Over the years of building software, I’ve acquired a handful of personal sayings that I can’t help but blurt out at relevant moments. One such saying is: “If you’re doing something completely different from everyone else, you’re either solving a completely new problem, or doing something completely wrong.” I’m not sure exactly when I started saying this, but suspect it came after watching one too many engineers deliver a new and overly complex solution to a well understand problem.

This week I found myself remembering my own saying as I was questioning a tenet of my company’s business model. The questioning was the result of a long standing observation that we simply do something different from every other company like us - including very successful public companies (the specific something is not so relevant for the purposes of this post). This tenet is also what has made us different over the last year, and has proven to be critical to our success and growth.

This tenet did not come about by accident of course.
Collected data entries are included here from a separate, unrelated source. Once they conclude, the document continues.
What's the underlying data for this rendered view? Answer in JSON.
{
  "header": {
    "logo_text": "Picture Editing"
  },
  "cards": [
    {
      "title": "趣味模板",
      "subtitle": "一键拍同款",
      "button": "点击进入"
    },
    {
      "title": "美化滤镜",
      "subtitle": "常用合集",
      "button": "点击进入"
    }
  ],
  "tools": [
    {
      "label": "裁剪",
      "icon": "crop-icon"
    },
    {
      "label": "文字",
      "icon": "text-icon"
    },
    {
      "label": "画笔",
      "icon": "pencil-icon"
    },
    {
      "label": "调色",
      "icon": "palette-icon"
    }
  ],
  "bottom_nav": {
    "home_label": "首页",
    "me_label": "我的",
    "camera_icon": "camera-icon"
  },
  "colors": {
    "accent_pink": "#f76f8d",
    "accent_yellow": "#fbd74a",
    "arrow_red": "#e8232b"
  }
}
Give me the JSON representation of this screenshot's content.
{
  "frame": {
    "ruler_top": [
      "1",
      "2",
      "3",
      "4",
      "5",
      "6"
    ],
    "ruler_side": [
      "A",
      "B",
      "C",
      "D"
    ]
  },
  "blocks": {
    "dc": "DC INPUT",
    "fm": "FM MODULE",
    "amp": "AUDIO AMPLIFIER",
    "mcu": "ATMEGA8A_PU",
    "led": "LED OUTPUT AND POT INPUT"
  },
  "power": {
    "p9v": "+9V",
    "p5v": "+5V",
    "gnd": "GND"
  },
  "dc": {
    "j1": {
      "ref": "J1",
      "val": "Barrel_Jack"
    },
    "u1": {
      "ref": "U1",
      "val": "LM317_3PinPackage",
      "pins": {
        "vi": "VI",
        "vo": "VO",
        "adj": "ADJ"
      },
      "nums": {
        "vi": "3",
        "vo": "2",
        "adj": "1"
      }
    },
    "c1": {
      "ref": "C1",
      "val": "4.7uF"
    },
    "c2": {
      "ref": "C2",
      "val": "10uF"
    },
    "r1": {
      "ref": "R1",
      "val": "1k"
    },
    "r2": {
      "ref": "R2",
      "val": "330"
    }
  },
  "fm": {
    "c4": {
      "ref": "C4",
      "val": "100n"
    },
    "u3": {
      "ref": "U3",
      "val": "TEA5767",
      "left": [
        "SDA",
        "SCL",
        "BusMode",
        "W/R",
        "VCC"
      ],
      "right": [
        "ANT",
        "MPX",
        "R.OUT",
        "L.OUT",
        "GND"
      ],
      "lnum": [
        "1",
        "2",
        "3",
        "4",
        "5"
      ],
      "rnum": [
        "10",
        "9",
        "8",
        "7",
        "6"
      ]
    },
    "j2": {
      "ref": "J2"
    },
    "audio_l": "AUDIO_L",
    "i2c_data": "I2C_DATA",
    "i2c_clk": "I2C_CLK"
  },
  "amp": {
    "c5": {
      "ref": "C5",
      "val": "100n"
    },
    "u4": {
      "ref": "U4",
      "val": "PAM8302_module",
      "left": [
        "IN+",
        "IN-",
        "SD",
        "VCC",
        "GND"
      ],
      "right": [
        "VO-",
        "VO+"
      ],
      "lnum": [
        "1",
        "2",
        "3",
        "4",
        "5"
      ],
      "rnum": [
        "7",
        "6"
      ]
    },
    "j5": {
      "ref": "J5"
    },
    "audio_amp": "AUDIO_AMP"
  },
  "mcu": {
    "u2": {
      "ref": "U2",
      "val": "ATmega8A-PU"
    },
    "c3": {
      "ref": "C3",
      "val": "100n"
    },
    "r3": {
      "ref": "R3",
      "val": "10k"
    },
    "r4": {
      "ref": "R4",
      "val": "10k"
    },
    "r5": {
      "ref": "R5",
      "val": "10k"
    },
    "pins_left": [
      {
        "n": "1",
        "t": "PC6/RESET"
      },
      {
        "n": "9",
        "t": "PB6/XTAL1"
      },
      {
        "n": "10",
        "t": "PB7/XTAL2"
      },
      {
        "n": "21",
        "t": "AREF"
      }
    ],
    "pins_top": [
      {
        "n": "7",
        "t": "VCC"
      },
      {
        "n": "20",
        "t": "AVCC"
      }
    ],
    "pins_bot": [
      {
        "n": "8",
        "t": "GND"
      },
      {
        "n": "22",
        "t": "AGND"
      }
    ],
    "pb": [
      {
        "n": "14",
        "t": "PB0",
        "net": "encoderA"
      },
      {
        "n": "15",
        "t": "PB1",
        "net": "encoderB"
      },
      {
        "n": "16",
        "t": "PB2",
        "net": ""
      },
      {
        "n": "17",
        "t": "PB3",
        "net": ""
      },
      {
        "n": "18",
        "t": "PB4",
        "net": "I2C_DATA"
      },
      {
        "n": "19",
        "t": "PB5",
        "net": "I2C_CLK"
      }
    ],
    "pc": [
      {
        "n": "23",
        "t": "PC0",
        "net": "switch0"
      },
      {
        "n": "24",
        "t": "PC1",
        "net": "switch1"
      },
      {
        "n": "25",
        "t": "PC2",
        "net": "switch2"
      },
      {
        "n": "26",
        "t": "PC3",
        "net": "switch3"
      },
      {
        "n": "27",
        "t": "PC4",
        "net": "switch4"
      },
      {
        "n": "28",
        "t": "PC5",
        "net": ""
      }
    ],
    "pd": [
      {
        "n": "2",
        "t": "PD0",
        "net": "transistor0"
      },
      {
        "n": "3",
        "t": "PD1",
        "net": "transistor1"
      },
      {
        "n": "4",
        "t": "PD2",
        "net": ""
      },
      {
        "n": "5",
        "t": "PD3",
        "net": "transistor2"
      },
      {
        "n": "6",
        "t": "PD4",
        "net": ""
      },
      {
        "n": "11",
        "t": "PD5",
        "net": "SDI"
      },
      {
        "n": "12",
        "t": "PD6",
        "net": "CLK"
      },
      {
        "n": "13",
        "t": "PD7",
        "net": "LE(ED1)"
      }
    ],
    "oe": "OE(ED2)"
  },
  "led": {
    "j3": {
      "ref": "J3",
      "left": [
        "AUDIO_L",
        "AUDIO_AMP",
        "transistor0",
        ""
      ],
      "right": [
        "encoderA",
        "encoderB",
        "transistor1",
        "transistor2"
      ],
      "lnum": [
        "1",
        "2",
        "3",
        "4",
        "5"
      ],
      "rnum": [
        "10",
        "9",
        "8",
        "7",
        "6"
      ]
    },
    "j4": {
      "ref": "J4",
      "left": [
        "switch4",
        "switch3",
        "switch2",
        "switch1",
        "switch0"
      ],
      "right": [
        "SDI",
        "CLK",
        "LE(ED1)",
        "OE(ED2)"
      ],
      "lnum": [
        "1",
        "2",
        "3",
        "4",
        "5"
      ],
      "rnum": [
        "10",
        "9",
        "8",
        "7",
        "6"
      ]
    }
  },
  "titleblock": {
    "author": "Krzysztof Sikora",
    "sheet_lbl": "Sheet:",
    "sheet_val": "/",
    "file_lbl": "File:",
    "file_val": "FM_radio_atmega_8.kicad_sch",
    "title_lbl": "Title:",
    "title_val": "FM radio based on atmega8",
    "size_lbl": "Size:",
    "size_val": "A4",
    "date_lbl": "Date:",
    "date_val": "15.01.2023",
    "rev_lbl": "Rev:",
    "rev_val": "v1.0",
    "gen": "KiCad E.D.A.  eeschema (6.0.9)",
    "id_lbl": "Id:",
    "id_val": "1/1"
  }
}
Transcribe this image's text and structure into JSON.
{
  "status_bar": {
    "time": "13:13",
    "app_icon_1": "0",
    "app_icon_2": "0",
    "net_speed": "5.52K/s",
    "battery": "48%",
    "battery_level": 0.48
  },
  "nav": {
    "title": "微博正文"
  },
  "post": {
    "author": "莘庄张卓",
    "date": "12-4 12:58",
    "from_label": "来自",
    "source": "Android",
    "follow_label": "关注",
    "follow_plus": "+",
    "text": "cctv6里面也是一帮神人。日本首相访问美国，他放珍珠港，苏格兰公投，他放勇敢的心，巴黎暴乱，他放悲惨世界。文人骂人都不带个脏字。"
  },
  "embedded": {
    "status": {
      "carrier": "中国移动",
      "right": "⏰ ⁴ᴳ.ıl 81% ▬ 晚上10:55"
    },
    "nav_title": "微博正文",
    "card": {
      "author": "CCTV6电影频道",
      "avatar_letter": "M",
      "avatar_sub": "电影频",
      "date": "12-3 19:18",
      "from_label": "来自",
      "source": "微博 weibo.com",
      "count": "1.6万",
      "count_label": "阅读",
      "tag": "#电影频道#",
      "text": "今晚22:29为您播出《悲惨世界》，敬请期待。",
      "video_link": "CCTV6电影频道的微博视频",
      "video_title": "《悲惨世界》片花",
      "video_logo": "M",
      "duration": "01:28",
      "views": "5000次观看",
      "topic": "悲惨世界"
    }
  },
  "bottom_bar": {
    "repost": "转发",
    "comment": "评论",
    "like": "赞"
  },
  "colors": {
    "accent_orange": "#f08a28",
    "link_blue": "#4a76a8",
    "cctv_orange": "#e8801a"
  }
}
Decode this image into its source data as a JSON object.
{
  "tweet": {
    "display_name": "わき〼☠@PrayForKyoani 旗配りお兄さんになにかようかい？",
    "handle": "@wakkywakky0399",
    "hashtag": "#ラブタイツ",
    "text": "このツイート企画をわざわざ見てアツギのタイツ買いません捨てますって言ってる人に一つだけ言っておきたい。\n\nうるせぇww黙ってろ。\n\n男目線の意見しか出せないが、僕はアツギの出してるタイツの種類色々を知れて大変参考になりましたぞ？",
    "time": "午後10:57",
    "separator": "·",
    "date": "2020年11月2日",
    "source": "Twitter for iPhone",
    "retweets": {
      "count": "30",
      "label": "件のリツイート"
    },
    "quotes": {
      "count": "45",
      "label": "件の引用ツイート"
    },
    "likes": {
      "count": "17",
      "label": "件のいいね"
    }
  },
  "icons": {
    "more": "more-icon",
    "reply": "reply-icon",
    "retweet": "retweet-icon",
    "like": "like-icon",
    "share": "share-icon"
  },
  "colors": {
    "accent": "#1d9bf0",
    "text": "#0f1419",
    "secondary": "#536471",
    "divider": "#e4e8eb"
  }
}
I believed in it so much that it was part of the founding vision when the company was just me and an idea. But as I stepped back from the day to day grind of building a business and and looked forward, I couldn’t help but wonder: Would this tenet remain an asset or become a liability? Was this part of our business model completely new? Or should we fall in line with the rest of companies like us?

If entrepreneurship is an exercise in emotional fortitude, I have a knack for constant and sometimes unnecessary introspection into almost every aspect of my business. But at the end of my soul searching, I realized this was a test of my own personal conviction in an idea I had committed to more out of intuition than intellect. In the end, my moment of personal doubt reaffirmed my conviction.

Sometimes building a business requires following your convictions, even when everyone else is doing something different. It's easy to follow the crowd. But sometimes its simply right to be different.